2025-2026 Graduate Student Fellow

Faculty Advisor: Prof. Kwabena Bediako

Isaac Craig is currently a 5th year Ph.D. candidate in the Department of Chemistry where he is advised by Professor D. Kwabena Bediako. Isaac received a B.S. in Chemistry from the University of California, Berkeley, where he began research modeling atmospheric nitrogen transport under Professor Ronald Cohen and later worked on improving trial wavefunction and optimization choices for modeling correlated molecular systems with quantum Monte Carlo under Professor Eric Neuscamman. He began research within the lab of Sinéad M. Griffin at Lawrence Berkeley National Laboratory before returning to Berkeley, where he used density functional theory and lattice Monte Carlo to model transition metal intercalant ordering in transition metal dichalcogenides. 

Isaac’s doctoral research focuses on developing methods to extract the atomic structure of buried layers from interference fringes in transmission electron microscopy data of moiré systems and leveraging these techniques to understand the implications of intrinsic and applied strain on systems with emergent properties of interest, such as twisted MoS2 bilayers, WSe2/MoS2 bilayers, and graphene trilayers. 
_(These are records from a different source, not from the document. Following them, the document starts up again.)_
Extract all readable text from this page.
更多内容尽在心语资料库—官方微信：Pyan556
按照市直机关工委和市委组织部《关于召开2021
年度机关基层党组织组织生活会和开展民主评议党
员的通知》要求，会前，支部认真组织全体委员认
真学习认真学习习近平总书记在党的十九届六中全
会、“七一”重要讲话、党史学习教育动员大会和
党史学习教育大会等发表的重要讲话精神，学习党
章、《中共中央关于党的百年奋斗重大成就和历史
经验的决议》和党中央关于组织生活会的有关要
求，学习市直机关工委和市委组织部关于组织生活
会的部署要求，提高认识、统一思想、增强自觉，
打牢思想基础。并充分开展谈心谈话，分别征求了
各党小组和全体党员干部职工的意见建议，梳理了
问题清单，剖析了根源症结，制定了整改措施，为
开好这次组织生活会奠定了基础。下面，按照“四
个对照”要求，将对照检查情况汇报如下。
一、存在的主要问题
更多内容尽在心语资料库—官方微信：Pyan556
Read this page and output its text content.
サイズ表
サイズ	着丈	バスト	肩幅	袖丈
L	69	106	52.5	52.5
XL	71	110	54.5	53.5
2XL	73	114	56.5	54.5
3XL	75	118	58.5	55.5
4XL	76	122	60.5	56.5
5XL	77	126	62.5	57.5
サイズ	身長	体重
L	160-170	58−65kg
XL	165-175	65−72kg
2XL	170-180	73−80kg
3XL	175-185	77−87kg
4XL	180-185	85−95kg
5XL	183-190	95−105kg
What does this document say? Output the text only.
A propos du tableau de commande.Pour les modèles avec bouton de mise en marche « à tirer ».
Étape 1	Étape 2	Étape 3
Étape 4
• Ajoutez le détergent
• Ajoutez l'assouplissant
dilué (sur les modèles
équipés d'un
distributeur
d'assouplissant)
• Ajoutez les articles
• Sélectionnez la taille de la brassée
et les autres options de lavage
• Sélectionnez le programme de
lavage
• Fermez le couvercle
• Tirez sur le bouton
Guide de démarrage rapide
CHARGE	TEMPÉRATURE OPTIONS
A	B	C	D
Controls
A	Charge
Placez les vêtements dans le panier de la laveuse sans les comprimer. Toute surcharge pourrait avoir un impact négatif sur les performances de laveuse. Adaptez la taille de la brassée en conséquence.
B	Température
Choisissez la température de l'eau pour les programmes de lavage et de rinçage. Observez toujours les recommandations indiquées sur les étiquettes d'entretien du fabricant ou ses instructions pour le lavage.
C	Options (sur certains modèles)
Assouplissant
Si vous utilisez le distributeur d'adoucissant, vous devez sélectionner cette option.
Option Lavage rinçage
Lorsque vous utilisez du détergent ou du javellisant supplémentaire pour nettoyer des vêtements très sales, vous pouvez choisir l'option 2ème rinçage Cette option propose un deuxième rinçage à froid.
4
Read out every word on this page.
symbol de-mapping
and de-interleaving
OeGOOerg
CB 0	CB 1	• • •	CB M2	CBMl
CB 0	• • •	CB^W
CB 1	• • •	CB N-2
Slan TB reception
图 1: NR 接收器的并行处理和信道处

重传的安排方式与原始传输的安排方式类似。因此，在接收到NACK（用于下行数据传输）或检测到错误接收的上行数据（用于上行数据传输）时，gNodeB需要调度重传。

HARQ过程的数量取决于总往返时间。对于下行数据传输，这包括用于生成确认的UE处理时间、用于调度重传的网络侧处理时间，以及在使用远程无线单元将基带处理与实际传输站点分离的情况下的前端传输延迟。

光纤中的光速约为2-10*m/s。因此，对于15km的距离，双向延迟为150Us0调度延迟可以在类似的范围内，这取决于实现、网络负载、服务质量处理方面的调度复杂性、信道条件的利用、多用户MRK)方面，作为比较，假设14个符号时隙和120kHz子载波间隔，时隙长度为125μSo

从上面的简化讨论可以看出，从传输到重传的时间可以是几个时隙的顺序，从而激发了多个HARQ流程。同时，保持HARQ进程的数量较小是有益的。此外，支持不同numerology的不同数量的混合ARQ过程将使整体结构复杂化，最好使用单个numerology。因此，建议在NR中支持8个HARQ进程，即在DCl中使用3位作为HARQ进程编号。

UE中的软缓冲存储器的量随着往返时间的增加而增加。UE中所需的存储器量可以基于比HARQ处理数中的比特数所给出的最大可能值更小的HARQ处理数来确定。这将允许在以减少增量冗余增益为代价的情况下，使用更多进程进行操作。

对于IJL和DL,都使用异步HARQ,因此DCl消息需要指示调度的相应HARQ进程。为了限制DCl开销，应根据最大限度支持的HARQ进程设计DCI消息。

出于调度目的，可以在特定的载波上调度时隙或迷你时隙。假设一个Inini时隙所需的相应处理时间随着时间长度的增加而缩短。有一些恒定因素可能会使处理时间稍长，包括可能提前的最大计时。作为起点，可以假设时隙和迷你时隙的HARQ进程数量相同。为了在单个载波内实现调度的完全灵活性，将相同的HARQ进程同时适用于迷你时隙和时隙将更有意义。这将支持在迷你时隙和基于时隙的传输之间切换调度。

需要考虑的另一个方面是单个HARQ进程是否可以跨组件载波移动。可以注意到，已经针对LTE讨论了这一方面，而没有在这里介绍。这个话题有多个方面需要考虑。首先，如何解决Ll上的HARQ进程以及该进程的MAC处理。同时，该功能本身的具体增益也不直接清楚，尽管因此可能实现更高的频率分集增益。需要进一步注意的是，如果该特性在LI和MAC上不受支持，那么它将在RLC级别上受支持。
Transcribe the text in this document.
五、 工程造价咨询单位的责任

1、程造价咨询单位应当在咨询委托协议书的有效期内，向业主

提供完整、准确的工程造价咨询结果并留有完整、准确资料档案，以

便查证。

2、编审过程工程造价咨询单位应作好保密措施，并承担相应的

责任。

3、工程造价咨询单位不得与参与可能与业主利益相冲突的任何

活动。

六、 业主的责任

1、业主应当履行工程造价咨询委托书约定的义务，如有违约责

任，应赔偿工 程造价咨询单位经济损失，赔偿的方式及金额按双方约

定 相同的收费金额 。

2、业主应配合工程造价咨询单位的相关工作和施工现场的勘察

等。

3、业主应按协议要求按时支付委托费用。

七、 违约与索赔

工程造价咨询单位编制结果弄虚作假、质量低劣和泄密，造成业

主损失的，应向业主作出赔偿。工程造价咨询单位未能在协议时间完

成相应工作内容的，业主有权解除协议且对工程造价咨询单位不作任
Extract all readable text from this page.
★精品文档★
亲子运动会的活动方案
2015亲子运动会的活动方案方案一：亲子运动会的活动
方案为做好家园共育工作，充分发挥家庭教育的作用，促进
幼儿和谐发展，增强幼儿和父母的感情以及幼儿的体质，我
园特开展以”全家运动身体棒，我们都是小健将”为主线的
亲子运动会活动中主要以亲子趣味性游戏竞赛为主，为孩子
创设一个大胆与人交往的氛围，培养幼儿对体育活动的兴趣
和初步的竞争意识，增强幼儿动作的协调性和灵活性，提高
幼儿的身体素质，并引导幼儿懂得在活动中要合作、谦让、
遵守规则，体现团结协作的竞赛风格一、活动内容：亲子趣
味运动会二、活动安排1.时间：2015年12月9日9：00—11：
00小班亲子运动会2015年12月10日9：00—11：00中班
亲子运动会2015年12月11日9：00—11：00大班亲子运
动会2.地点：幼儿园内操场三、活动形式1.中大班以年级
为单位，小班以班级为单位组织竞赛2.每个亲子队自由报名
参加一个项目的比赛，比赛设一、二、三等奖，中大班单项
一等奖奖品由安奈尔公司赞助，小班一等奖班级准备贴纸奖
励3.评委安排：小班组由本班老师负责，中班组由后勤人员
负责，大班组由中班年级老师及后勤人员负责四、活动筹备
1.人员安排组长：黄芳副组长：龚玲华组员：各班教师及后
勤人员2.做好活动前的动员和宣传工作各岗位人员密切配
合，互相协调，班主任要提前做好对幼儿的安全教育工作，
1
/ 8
As a Kavli ENSI fellow, Isaac will expand the aforementioned Bragg Interferometry (BI) approach to resolve the mechanism of moiré relaxation in quasi-crystalline regimes of twisted graphene trilayers (TGTs). While TGTs are one route to obtaining tunable quasi-crystalline order on a measurable scale, they relax out of this aperiodicity for many twist angle choices. The precise breakdown of these deformations across interlayer angle choices and the role of hBN encapsulation remain unknown. He aims to increase the resolution of this BI methodology to enable a more precise breakdown of rotational and dilational deformation by extending the approach to be compatible with smaller probe sizes and finite strain theory. He will also investigate the polariton properties of moiré superlattices formed between hexagonal boron nitride (hBN) and graphene by correlating structural measurements with scanning transmission electron microscopy electron energy loss spectroscopy (STEM-EELS) acquired as part of an ongoing collaboration with Oak Ridge National Laboratory.